Dominating this historic monster-mash, though, must be the shows most iconic, seemingly unkillable, always coming back for more (despite often incredible defeats) pepper pots with x-ray laser blasters: the vicious and all-dominating fearsome residents of Skaro who have plagued the Doctor since his second story way back in 1963 and helped launch the show into being what it is today-the grand-daddy villains of them all: the Daleks. Created by Terry Nation and designed by Raymond Cusick, these emotionless killers still reign supreme: their eventual re-appearances over the years always much welcomed by fans worldwide, within tales that also become more ambitious and ground-breaking -their shrilling, merciless war-cry voices getting kids enthusiastically imitating them in the playground now as they did in the sixties prime. The Daleks are well represented within this book, in sections that are a worthy primer for their colourful and legion return later in the year; firmly getting us in the mood for the old and new designs coming back to wage war against the Doctor in the opening episode of Season Seven, from writer/producer Steven Moffat.

...whilst newcomers like The Silence are well showcased.

Beyond the Daleks, a few of my own personal monster choices from the Classic era sadly, and disappointingly, don’t make the book grade (like Jon Pertwee’s lethal Drashigs, or Peter Davison’s excellent Mara snake creature (recently given over a very effective CGI makeover in its DVD episode releases), but overall there’s truly something for everyone here, managing to successfully deliver and capture readers with its tentacled grasp with its wide cross section appeal.

Accompanied with brief but informative notes, stats and all-important fear factor ratings, the majority of the design spreads for the books are very good, often inspired (especially for some of the CLASSIC WHO monster sections), but some linked to the new series prove to be a bit of a mixed bag visually, smaller episodic imagery occasionally gets swamped or absorbed by overall too dark templates.

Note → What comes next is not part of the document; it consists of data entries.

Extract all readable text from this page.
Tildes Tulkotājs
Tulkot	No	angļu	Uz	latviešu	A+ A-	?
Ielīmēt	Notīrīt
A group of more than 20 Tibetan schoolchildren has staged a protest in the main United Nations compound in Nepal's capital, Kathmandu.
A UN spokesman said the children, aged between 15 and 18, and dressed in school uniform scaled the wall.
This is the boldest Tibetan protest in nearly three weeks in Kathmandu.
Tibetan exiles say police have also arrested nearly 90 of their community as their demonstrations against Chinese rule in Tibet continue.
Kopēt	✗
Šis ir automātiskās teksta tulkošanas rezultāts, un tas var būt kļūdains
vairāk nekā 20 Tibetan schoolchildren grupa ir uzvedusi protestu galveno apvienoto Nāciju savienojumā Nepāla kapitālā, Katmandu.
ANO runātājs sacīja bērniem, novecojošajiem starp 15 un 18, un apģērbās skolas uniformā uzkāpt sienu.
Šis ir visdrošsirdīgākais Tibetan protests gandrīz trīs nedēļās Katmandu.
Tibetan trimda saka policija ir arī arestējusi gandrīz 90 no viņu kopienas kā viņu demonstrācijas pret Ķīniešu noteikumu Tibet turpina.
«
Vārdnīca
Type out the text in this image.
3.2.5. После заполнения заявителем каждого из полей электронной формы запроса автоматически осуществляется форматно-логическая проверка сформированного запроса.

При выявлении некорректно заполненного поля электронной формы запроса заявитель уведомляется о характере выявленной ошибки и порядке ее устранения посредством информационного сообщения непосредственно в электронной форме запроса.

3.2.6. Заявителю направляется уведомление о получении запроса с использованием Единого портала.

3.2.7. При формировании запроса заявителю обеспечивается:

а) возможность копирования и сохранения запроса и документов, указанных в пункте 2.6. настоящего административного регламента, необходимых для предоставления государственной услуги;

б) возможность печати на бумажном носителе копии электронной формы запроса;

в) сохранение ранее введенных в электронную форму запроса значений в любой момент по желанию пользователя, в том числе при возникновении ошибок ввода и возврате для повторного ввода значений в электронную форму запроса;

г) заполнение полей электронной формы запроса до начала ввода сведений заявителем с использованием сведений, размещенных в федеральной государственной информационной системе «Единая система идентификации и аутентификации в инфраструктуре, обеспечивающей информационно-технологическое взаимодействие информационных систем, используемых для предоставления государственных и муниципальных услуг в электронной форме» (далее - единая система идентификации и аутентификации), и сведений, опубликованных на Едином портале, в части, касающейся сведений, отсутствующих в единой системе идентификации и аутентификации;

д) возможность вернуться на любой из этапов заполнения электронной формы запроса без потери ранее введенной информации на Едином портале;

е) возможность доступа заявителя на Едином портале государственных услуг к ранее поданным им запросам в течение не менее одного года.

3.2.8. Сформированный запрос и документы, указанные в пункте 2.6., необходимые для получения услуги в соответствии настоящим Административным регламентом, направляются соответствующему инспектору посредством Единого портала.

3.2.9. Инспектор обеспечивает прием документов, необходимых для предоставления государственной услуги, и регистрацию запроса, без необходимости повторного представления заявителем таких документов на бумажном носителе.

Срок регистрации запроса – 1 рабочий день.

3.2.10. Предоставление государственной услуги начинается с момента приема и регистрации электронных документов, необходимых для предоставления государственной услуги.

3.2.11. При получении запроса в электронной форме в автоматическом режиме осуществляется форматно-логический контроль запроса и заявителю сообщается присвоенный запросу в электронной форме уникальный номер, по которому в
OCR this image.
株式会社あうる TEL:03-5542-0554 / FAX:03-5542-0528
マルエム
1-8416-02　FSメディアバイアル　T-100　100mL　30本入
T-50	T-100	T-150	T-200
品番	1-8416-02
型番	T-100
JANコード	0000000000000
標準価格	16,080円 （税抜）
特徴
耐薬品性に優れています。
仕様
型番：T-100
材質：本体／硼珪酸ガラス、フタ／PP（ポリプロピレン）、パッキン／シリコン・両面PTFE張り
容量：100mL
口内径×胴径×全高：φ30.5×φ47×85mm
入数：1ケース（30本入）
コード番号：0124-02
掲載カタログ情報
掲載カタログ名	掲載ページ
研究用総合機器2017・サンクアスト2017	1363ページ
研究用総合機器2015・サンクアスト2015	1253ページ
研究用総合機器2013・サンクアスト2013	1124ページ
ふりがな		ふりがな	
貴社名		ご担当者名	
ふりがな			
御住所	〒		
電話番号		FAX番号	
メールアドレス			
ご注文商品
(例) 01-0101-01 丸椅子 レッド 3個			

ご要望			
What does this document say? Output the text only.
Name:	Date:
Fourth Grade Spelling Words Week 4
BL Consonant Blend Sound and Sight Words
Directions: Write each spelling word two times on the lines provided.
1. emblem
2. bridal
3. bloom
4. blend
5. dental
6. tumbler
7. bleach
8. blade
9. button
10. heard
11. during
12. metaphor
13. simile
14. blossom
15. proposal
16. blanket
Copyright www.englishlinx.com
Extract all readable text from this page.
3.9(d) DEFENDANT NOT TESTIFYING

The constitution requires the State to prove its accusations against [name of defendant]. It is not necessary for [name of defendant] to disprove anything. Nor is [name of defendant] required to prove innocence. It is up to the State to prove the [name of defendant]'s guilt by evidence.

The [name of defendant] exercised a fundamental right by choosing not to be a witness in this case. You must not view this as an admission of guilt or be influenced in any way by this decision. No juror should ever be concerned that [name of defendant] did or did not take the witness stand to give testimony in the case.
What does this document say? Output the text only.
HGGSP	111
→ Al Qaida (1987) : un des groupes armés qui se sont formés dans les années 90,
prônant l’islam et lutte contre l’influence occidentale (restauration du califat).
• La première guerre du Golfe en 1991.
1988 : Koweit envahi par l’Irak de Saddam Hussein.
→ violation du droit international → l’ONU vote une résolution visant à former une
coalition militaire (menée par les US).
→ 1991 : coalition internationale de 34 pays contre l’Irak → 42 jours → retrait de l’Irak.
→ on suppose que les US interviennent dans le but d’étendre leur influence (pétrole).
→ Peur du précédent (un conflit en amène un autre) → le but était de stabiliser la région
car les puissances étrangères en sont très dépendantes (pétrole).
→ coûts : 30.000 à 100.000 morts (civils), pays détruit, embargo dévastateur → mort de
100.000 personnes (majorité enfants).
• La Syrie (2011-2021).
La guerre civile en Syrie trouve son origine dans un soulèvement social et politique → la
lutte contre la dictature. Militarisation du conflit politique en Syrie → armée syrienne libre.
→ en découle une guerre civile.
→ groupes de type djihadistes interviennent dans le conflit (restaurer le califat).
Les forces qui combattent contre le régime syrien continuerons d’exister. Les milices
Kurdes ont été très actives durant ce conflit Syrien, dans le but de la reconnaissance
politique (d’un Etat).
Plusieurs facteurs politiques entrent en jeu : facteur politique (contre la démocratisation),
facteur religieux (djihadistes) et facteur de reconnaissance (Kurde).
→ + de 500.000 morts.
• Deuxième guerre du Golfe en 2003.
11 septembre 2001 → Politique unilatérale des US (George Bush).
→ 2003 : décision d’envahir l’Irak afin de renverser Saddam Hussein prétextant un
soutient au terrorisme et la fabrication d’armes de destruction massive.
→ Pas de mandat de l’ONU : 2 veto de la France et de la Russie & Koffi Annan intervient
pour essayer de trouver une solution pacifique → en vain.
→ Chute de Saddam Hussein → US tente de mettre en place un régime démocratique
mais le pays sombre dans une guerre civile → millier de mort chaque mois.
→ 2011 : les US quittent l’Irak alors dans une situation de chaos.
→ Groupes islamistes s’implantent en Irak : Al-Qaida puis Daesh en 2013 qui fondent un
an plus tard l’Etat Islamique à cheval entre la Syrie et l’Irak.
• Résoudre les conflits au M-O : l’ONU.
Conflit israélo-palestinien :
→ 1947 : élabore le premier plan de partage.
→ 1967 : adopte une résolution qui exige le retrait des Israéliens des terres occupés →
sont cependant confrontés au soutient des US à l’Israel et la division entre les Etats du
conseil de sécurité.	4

Some of the selected monster images are also too firmly centred in the middle stapled area and damage their overall effectiveness. These designs surely looked great when seen in layout form on a computer or PDF, but suffer when seen in their finished printed form.  Still, I think it’s the adult buyers of the book who’ll be more concerned by such niggles rather than the intended younger reader audience that this book will clearly delight: they won’t have such concerns and will, no doubt, spend hours and hours fascinatedly pouring over the diverse and intriguing creatures just as older fans did with the now more basic looking DOCTOR WHO MONSTERS books that the great Terrance Dicks did for TARGET BOOKS in the mid-seventies. 100 SCARIEST MONSTERS continues the tradition and is a welcome purchase for any die-hard fans collection, too.

BBC CHILDREN'S BOOKS, keeping their fingers firmly on the pulse (or should that be shielding their jugulars?), have another accomplished tie-in winner. Firmly to be in the entrenched grip of young readers during the summer holidays and the return of the series to the Autumn BBC schedules, 100 SCARIEST MONSTERS is best read behind a sofa, peering over it with hands outstretched turnings its pages: a fine compilation and tribute to the series writers and production teams both old and new: the designers, the make-up and creature builders, and the great actors, who have brought them all to vivid reality: those weird and wonderful aliens, monsters and robots that have fascinated and terrorised us marvellously, and so potently, over the years, even more appreciated now as DOCTOR WHO approaches its all important, and iconic, 50thanniversary.